Mark's Series I 'Plimsoll'


Plimsoll has been cleared to run on the  Severn Valley Railway  on 12 August

Plimsoll has been cleared to run on the Severn Valley Railway on 12 August

The Series I Land Rover is the epitome of cool – ‘just enough essential parts,’ as someone somewhere said at some point about a different vehicle, a long time ago. And that’s the point; Series Is were made a long time ago. My own fine example, christened Plimsoll by my wife, when I bought it in mid-2002, left the Solihull factory gates in April 1957. Driving a vehicle this old is a genuine adventure each and every time you get behind the wheel.

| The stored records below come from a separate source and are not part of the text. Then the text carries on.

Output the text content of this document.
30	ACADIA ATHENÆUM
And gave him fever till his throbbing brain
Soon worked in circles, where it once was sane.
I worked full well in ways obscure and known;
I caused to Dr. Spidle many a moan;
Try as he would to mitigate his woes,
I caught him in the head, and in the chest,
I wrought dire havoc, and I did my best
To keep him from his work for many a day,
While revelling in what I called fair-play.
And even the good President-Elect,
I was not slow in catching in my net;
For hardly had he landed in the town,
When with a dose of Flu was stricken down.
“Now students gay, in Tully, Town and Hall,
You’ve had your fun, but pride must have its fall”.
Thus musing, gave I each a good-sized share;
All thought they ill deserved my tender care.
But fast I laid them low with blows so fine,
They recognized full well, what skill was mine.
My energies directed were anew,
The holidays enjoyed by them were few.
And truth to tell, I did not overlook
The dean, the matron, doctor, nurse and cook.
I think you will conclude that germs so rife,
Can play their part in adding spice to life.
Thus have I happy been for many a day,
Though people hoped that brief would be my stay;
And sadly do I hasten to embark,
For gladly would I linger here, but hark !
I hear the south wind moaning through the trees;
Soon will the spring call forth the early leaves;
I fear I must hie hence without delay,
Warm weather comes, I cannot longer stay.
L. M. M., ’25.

Plimsoll is completely standard and mostly original. That means he’s still sitting on the original chassis, running the original axles, gearbox and transfer box but the 2.0-litre inlet-over-exhaust petrol engine is in fact partly from a 1956 Rover car; everything apart from the block and the alternator are original. As far as I know, most of the bodywork is also original, except the tailgate and front wing outer panels.

Since 2002, I’ve done a lot of maintenance and repair work on Plimsoll, calling outside help for welding expertise on a few occasions. The first major task was to sort out the bulkhead which had been repaired several times prior to my ownership. I cut away the rotten footwells, the lower half of the driver’s door pillar and the bottom few inches of the passenger door pillar; a friend-of-a-friend welded-in new metal in exchange for monies.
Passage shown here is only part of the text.